Jerry Sandusky might be going back to trial on new accusations of child sexual abuse.
A Pennsylvania judge has ruled that prosecutors must consider a new criminal complaint filed by a 43-year-old Boston man who says Sandusky sexually assaulted him when he was a high school football recruit in the late 1980s.
Centre County Judge Thomas King Kistler ruled Wednesday that the statute of limitations in Pennsylvania has an exception for state employees and that Sandusky, the former assistant football coach at Penn State, falls into that category.
The ruling means that Anthony Spinelli, who was once a star high school athlete sought after by football and baseball teams, may get his day in court.
The ruling also “blew the doors wide open” for other victims who previously believed they were outside the statute, said Daniel Kiss, the Altoona attorney who filed the petition on behalf of Spinelli.
Sandusky was convicted in 2012 of sexually abusing 10 boys, all from the 1990s and 2000s. But at least 30 men were involved in a civil settlement with Penn State, and the number of victims could be even higher.
Prosecutors have said that Sandusky used his former children’s charity, The Second Mile, as a victim factory, and his notoriety and access to Penn State as a perfect mask for his crimes.
“Anyone who is under 50 now has a legitimate argument to get back into court,” Kiss said.
Allegations of a promising life derailed
Spinelli alleges he was assaulted twice, once in the showers in the assistant coach’s locker room at Penn State, and once in Sandusky’s office. He said his promising life was derailed by the abuse. He turned to alcohol and drugs, “one episode triggers another one and it becomes an everlasting nightmare,” he told CNN last year.
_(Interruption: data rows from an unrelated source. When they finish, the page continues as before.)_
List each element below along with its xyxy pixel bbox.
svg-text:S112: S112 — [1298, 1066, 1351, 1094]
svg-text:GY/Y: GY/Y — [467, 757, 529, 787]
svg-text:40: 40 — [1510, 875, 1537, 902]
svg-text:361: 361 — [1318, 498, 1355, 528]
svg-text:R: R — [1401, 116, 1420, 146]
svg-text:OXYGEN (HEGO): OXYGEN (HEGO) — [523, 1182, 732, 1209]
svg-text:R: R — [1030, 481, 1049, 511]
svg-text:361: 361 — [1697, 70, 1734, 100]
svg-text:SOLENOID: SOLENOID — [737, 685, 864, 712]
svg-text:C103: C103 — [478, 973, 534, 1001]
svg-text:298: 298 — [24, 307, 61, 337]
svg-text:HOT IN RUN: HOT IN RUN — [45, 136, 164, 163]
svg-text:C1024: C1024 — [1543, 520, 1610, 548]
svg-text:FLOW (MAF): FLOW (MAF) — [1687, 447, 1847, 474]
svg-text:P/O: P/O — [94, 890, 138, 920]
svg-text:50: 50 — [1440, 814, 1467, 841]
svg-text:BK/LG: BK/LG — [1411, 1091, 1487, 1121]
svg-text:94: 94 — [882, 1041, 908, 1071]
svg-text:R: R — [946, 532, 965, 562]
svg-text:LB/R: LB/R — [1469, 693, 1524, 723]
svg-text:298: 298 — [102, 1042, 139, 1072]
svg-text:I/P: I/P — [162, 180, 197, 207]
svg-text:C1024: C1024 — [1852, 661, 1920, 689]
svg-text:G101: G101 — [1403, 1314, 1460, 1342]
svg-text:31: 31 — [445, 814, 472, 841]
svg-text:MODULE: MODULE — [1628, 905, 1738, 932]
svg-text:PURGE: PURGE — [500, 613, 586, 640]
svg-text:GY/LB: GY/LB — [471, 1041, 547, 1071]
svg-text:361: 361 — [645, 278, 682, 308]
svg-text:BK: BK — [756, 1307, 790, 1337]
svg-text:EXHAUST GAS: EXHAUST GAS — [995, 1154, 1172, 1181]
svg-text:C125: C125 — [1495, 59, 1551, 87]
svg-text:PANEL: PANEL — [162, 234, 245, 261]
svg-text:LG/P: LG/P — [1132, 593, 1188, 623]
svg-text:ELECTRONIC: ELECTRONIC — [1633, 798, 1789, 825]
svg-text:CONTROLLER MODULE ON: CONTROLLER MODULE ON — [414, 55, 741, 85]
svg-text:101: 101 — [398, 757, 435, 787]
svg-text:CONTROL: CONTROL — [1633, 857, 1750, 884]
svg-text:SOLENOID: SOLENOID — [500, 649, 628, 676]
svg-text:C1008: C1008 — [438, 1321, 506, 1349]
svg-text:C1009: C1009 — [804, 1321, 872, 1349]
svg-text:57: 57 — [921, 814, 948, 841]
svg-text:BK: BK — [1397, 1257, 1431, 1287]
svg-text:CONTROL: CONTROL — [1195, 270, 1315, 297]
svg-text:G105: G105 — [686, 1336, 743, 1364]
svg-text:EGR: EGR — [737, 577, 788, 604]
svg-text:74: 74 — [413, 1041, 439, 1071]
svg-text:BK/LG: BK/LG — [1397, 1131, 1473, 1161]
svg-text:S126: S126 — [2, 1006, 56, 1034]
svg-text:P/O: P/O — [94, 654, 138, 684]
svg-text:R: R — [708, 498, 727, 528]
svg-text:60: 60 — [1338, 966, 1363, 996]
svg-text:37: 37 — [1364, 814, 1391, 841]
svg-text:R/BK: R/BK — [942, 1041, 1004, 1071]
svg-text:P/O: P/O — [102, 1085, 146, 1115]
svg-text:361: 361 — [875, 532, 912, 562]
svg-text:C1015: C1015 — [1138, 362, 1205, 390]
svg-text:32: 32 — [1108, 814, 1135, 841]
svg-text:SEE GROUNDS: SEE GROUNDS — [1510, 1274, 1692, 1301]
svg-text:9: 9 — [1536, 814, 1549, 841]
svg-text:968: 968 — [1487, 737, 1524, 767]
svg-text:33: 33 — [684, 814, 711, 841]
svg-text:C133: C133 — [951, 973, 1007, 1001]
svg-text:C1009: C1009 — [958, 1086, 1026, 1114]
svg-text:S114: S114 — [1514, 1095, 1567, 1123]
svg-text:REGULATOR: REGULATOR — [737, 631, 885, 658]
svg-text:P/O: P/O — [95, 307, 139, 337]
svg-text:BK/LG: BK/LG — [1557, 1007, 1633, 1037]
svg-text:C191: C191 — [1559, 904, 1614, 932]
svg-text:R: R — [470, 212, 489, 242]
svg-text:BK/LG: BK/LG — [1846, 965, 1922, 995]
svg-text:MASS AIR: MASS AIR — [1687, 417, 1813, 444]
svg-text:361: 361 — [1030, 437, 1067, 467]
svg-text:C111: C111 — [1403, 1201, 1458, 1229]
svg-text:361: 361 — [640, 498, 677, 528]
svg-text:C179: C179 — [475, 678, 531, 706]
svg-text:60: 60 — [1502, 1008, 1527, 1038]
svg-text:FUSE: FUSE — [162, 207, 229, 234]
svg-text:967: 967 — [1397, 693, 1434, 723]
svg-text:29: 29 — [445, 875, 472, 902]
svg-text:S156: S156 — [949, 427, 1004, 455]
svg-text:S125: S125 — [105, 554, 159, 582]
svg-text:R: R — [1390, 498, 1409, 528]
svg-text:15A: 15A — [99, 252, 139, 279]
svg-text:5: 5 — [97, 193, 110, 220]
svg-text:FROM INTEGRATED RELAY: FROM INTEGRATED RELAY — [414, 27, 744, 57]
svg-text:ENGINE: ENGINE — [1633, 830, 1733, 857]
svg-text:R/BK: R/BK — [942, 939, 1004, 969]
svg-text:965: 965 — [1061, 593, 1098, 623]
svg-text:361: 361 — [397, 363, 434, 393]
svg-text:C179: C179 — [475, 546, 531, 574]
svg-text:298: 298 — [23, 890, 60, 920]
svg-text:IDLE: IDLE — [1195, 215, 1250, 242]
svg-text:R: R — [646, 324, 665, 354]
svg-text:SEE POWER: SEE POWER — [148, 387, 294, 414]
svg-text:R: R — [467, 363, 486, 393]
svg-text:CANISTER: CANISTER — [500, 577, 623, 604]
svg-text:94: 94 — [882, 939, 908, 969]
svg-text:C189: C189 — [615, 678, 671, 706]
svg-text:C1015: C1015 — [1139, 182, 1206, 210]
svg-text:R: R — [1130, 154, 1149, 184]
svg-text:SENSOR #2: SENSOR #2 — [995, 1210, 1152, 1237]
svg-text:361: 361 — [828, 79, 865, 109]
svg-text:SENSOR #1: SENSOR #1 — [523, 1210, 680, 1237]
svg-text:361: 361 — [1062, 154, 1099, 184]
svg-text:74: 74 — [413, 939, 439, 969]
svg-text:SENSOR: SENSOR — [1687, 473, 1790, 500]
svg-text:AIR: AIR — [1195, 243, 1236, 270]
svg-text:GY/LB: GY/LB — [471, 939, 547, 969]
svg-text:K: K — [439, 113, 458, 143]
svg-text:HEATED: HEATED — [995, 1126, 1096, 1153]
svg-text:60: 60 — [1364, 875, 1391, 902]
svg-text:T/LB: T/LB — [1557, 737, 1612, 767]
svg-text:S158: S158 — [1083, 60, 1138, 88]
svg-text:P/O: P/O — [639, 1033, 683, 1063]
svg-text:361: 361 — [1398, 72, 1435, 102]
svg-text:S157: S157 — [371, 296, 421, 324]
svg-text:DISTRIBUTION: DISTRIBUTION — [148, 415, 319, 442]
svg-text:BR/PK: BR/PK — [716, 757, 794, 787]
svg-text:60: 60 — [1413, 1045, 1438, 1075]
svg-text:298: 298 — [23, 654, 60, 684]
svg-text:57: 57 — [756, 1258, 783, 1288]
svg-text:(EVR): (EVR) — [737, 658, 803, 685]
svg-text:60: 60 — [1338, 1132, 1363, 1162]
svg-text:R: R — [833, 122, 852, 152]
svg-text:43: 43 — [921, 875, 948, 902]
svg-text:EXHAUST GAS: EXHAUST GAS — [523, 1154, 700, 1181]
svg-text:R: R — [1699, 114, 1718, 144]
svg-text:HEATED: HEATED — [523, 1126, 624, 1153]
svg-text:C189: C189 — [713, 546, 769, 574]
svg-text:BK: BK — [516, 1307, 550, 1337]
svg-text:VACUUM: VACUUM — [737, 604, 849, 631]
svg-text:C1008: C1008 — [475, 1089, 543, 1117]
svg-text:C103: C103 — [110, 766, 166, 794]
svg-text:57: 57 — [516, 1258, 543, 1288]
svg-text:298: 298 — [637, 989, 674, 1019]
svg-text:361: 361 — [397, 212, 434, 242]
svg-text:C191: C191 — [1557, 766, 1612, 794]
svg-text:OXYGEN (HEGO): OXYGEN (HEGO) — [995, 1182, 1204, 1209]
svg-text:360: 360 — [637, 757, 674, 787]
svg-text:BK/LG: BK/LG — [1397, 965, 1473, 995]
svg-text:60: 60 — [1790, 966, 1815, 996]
In his 20s, he racked up a rap sheet that included drug and theft charges and later a killing that he pleaded down to manslaughter. After watching Sandusky’s arrest from a prison television in 2011, he called a lawyer and was interviewed by police who found him to be credible. But they believed his case was too old to pursue under the statute of limitations.
He filed his own criminal complaint last year, contesting that. This ruling brings him “peace of mind,” he said.
“It’s never going to fix anything,” he said. “The ability to look the person who has harmed you in the eye and being able to (ask) “Why? Why did you do that?” And in a sense getting an answer to that by having my day will mean the world to me and my family,” Spinelli said.
The Pennsylvania Attorney General’s Office still has the discretion to pursue charges based on the evidence, but Kiss pointed to a letter written by the lead prosecutor calling Spinelli’s story “compelling.”
“There’s a legitimate chance he’s going to have to stare Jerry Sandusky in the eye from about 10 feet away and tell what happened,” Kiss said. “That’s what he told us he wanted, and that’s why we did what we did. Every victim deserves the right to face their accuser and have that closure, that justice, to speak what occurred to them. That’s what Anthony wanted.”
Sandusky has always maintained his innocence and is appealing his conviction. He is due in court in Pennsylvania on Thursday.